Миновав еще одну аллею, Алкиной и Архил вышли снова к помещению школы. Там в одном из залов какие-то люди учились прыгать через барьер. Дальше на светлой площадке шел рукопашный бой между двумя борцами.

— На это тебе будет интересно посмотреть, Архил, — сказал художник. — Подойдем поближе. Следи внимательно. Победителем в борьбе двух этих людей будет считаться тот, кто положит своего противника на спину.

Позабыв обо всем, они оба некоторое время смотрели на борьбу с живым интересом. Лицо Алкиноя горело от возбуждения. Одна пара борцов сменила другую.

Алкиной вдруг спохватился:

— Однако нам пора поискать Формиона, пока он не ушел!.. Идем, Архил! Ведь мы еще должны снять верхнюю одежду и натереть тело наше маслом, иначе по правилам гимнастической школы мы не можем появляться на тех участках, где происходят состязания.

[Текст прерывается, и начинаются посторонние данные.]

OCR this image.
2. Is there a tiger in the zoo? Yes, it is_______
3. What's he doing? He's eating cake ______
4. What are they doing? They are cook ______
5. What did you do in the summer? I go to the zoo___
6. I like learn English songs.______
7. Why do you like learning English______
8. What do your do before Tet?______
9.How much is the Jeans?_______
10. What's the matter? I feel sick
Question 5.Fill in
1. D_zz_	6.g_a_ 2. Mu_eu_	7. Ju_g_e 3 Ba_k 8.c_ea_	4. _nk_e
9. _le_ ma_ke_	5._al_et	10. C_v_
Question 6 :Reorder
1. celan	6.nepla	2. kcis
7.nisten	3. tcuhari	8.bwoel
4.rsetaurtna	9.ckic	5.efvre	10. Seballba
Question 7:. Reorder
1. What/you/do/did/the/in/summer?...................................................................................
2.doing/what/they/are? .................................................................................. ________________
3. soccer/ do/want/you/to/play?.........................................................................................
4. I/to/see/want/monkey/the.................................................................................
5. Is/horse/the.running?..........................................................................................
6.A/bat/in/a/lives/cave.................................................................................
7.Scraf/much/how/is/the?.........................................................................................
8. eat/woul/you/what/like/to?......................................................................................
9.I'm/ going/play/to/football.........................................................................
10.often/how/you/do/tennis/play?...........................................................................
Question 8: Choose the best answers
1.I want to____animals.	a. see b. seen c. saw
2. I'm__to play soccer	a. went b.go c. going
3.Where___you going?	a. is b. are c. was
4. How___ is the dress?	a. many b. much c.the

Они прошли в просторное помещение для отдыха, где вдоль стен стояли многочисленные скамьи. На них сидели люди, закончившие упражнения, а также только что пришедшие в школу, подготовлявшиеся к бегу и к борьбе. Алкиной, заняв место на скамье, проворно сбросил с себя хитон и стал натирать тело оливковым маслом, как делали это другие. Архил последовал его примеру.

— Что это тебя давно не было видно в школе, художник? — подошел к Алкиною какой-то бородатый мужчина также в набедренном поясе. — Тебе, наверное, работа не дала возможности принимать участие в состязании на стадионе?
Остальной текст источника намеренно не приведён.